1.) Humans do not have anything like this kind of discordance. How do we know? Because by now thousands of human genomes have been sequenced, both randomly by the NIH and the “thousand genome project” (now much more than 1000), as well as gene-sequencing companies like 23andMe, and if there were this kind of discordance, we would know: fertile women who submitted their DNA, for example, would hear that they had a Y chromosome. So you can’t extrapolate these bird data to humans, who are very different in both chromosomal constitution and lability to disorders of sex determination (see Emma Hilton’s tweets below).

2.) The prevalence of “intersex” individuals in humans is much lower than these authors observed in birds. Although “intersex” has been estimated in different ways by different people, decent estimates range around one in 5,600 people (0.018%) or, close to that, about 1 individual in 6700 (0.015%). That is much lower than 1.8%, which is nearly 2 birds in a hundred.  Extrapolations to humans are again unwarranted.

3.) These data do not tell us that the sex binary is wrong, in birds or any other animal. Even the SR birds, produced either testes, ovaries, or tissues from both: two types of reproductive tissue evolved to produce the two types of gametes that constitute the sex binary. There was no tissue that could have produced any other type of gamete, nor do we know of any such thing in birds.
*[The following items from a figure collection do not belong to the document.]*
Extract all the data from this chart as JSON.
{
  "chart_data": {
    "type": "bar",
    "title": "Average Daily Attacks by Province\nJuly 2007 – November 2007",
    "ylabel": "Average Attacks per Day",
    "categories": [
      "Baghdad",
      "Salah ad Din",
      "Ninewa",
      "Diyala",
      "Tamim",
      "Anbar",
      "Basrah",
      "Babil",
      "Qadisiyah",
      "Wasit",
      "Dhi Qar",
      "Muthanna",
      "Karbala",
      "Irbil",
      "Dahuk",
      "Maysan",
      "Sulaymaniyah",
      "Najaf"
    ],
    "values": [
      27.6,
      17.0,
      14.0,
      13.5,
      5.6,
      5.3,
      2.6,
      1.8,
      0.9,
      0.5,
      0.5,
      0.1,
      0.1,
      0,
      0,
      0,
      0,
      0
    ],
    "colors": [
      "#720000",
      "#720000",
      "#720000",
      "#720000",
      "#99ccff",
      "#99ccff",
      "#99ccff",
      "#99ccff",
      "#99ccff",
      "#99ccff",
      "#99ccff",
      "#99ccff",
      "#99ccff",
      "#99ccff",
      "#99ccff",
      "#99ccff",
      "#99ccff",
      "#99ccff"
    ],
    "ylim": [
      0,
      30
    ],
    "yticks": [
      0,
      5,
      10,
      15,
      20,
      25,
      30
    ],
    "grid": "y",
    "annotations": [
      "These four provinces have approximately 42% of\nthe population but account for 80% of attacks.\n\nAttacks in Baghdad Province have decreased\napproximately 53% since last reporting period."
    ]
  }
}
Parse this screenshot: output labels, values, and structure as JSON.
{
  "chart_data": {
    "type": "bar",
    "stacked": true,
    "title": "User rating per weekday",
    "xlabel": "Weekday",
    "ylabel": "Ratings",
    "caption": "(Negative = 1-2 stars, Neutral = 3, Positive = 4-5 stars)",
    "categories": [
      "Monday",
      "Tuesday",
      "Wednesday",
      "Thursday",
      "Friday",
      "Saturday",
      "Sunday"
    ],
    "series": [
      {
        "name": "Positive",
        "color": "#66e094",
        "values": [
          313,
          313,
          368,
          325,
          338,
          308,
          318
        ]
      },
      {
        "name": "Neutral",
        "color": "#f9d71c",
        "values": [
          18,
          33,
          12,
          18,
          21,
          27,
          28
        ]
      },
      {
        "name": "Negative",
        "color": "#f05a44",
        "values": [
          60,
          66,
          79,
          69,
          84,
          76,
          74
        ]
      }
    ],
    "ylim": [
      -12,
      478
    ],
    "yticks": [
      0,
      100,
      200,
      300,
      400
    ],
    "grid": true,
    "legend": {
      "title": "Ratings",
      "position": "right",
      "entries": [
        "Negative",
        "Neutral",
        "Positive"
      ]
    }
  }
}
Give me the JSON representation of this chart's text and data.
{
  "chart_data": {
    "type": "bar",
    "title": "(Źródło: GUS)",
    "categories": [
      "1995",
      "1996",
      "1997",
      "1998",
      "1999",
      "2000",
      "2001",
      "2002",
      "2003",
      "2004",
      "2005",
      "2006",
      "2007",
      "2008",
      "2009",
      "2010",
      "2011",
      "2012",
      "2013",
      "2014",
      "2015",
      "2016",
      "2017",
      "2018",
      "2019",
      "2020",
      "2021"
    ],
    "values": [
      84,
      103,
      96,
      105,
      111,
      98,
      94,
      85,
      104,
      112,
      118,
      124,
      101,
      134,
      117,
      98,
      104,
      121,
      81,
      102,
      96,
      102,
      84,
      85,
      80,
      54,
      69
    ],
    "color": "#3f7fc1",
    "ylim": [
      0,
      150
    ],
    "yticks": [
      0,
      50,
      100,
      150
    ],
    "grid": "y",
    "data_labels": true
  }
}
4.)  These data say nothing about the prevalence of gender-nonconforming or transsexual individuals in other species, including humans. It is folly, of course, to use this kind of data from nature to address these gender-ish phenomena in humans.  What these authors have an “is” (discordance) in birds, but gender-nonconforming and transsexual people in humans still conform to the sex binary, but feel their gender is different from that of their natal sex.  And of course discussing the problems with extrapolating these data to humans is not in any way “transphobic.”

So that’s my caveat, but Emma Hilton from the University of Manchester, who knows a lot more than I do, has produced a thread of tweets about the paper with her usual wit. The tweet thread starts here, and I’ve posted them all below.

Emma’s last couple of tweets were added in response to my importuning her to say something that I could understand, because, with her knowledge, she wrote tweets I found hard to fathom. She also wrote me an email in response to my own question, which as I recall was something like, “Emma, does this mean that the proportion of true intersex birds is much higher than found in humans?”  Her response [“DSD” means either “disorders of sex determination” or its more euphemistic “differences of sex determination”].

I’m not resistant to “true intersex”, although I could introduce a resolution not often talked about – the left-right resolution 😀  [JAC: see below about developmental asymmetry]
OT-DSD (ovotestis-DSD) in humans is “true intersex”, at least when the amounts of each tissue generate meaningful conflict in downstream development, which, for the most part, they don’t. Most OT-DSD is discovered in XX individuals with residual testicular tissue that doesn’t interfere with healthy ovarian tissue function and downstream development i.e., they are uncomplicated females and furthermore, natural mothers!
(On the above, there is brilliantly-crazy paper that you might like to see, where a group of medics in Turkey – IIRC – present a panel of female OT-DSD and babies [all good info], and the whole discussion is about Jesus and the possibility of virgin births).
So birds are more plastic than humans for various reasons – the specifics of their genetic determination, the common asymmetry of development in females (that might hint at the possibility of sequential hermaphroditism), the ensuing susceptibility of the undifferentiated gonad to a “make male” trigger.
So I’d be happy to stand by the premise that OT-DSD is often “genuinely intersex” at the individual level (typically arising from a left-right conflict) and the birds are more susceptible to this particular type of conflict.